In the previous section, we tested on passing regular variables to functions using the pass-by-value mode.
But what will happen if we pass references to functions using the pass-by-value mode?
To find out the answer, I wrote this tutorial example script:
<?php # PassByValueWithReference.php
# Copyright (c) 2003 by Dr. Herong Yang. http://www.herongyang.com/
#
function swap($left, $right) {
$temp = $left;
$left = $right;
$right = $temp;
print(" Swapped in function: ".getString($left, $right)."\n");
}
print("\n 1. Passing two variables:\n");
$x = "Dog"; $y = "Cat";
print(" Before call: ". getString($x, $y) ."\n");
swap($x, $y);
print(" After call: ". getString($x, $y) ."\n");
print("\n 2. Passing two references:\n");
$y = "Bob"; $y = "Tom";
print(" Before call: ". getString($x, $y) ."\n");
swap(&$x, &$y);
print(" After call: ". getString($x, $y) ."\n");
print("\n 3. Passing two references in variables:\n");
$a = "One"; $b = "Two";
$x = &$a; $y = &$b;
print(" Before call: ". getString($a, $b) ."\n");
print(" Before call: ". getString($x, $y) ."\n");
swap($x, $y);
print(" After call: ". getString($a, $b) ."\n");
print(" After call: ". getString($x, $y) ."\n");
function getString($left, $right) {
if (is_scalar($left)) {
return "$left | $right";
} else {
return NULL;
}
}
?>
If you run this tutorial example, you should get:
1. Passing two variables:
Before call: Dog | Cat
Swapped in function: Cat | Dog
After call: Dog | Cat
2. Passing two references:
Before call: Dog | Tom
Swapped in function: Tom | Dog
After call: Tom | Dog
3. Passing two references in variables:
Before call: One | Two
Before call: One | Two
Swapped in function: Two | One
After call: One | Two
After call: One | Two
Do you see anything interesting in the output?
There is nothing strange in test 1. Pass-by-value on regular variables left no changes on original variables.
But in test 2, pass-by-value on references caused original variables to be swapped. I think I know why.

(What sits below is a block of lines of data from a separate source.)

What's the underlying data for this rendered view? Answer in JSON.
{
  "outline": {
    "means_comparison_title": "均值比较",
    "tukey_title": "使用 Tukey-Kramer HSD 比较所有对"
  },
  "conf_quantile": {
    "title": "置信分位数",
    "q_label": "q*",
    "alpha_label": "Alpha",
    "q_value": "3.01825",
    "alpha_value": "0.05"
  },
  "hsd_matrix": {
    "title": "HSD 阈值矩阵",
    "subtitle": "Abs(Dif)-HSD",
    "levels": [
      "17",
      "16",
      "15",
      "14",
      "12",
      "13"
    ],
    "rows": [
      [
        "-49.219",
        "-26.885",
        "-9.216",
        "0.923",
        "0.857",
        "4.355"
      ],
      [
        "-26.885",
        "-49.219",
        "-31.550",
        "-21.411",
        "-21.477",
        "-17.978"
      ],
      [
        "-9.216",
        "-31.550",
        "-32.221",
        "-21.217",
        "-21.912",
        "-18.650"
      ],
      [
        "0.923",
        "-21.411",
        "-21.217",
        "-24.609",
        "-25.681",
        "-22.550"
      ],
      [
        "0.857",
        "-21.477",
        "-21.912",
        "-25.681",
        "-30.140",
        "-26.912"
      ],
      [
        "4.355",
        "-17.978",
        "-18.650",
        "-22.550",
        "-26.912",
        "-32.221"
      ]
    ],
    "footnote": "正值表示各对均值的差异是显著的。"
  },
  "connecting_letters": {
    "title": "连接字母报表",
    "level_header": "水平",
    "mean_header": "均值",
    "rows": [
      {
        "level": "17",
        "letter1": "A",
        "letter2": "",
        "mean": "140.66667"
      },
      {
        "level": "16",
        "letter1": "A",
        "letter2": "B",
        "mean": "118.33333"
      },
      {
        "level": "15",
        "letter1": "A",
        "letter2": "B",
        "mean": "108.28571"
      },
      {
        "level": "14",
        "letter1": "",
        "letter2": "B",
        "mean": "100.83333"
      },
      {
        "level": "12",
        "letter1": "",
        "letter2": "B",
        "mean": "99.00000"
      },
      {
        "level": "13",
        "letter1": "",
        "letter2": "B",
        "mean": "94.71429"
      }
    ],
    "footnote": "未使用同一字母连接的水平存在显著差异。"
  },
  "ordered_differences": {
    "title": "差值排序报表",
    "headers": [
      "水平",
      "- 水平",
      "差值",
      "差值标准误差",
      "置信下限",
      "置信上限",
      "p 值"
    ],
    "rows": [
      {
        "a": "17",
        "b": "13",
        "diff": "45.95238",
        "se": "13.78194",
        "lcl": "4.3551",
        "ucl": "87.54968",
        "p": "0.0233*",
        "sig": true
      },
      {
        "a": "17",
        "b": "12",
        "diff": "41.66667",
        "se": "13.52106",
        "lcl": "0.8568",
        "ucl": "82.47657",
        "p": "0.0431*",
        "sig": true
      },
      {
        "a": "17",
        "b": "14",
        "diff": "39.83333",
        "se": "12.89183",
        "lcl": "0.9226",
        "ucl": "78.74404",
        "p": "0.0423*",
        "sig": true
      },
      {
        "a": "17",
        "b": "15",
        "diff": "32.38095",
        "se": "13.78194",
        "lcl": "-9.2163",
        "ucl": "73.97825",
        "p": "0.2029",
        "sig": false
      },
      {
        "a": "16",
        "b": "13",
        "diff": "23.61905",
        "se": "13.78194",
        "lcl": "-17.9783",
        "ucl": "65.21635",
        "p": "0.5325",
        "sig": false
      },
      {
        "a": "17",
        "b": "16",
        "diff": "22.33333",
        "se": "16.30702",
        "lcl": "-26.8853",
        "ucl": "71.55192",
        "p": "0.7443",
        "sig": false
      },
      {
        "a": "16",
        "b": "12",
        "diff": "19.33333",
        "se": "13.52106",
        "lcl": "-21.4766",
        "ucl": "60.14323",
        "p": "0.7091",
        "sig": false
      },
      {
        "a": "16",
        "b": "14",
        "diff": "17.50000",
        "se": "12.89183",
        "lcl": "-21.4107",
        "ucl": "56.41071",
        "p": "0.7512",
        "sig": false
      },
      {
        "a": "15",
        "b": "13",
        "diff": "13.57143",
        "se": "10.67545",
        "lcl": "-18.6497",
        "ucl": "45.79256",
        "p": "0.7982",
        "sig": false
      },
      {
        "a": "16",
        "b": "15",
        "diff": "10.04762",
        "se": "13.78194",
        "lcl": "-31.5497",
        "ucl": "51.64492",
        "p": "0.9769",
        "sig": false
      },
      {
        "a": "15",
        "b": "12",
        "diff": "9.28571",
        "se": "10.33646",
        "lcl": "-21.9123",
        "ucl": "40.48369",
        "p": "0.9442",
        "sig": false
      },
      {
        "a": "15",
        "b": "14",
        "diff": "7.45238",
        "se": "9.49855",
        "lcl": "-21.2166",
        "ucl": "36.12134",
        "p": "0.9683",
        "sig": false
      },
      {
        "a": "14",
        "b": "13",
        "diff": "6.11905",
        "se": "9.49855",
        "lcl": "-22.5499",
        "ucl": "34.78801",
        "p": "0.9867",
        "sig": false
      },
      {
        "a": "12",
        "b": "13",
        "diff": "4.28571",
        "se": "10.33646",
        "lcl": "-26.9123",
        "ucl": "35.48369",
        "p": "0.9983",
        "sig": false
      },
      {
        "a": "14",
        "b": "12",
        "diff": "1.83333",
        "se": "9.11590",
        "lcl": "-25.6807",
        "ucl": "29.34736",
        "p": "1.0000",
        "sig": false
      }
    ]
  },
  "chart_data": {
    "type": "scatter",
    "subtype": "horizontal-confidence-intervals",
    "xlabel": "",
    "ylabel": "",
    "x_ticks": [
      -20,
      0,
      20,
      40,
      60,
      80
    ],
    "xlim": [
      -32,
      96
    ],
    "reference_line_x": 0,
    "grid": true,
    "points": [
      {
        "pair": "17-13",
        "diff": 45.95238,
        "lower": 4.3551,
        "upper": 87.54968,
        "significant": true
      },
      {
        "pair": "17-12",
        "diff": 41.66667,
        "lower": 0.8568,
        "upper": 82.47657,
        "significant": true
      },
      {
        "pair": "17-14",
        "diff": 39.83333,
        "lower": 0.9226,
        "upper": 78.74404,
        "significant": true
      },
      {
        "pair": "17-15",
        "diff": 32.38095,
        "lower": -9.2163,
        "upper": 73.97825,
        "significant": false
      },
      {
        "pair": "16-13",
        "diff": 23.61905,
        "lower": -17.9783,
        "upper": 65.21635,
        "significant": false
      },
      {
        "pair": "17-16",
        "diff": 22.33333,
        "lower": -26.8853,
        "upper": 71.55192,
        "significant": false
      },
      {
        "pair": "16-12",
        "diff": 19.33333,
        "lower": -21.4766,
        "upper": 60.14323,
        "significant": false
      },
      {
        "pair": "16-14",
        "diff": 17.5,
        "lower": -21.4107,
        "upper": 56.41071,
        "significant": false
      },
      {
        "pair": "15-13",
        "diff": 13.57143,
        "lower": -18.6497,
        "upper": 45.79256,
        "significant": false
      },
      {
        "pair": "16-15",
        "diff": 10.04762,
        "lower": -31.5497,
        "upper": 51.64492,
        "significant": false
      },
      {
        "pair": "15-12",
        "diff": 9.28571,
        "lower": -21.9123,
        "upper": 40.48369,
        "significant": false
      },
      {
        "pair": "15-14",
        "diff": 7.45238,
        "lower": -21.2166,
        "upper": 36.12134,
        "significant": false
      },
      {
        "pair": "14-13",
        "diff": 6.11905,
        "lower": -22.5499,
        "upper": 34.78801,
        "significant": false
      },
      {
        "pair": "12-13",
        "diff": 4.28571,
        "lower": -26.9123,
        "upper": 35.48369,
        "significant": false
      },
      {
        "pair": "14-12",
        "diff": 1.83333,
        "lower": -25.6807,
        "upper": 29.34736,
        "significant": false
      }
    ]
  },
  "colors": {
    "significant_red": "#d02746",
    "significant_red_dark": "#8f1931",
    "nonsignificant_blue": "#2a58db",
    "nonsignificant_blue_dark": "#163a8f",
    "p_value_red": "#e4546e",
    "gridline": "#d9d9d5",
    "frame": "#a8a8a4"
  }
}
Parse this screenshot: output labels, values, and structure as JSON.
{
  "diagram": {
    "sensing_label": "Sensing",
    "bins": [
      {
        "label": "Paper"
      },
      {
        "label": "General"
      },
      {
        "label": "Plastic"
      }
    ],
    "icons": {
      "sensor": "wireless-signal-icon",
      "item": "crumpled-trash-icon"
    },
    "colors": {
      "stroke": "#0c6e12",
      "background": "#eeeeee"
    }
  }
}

The swap() function received copies of references, &$x and &$y, swapping references actually swapped
the original variables, $x and $y.
But in test 3, pass-by-value on references stored in variables caused original variables un-touched.
Initially, I thought test 3 should behave like test 2. But by following the pass-by-value logic,
I think I know why it behaves differently. In the call, swap($x, $y), copies of values of $x and $y are passed.
Since $x and $y are reference variables, values of $x and $y are values of $a and $b, "One" and "Two".
So copies of "One" and "Two" are passed into the function. Of course, swapping these copies will have no impact
on original values of $a and $b (or $x and $y, since they are aliases of $a and $b).
Conclusion, If you call a function with a reference expression as a pass-by-value argument, you are equivalently
using this argument as a pass-by-reference argument. Changes on this argument inside the function will be applied
to the original variable in the calling code.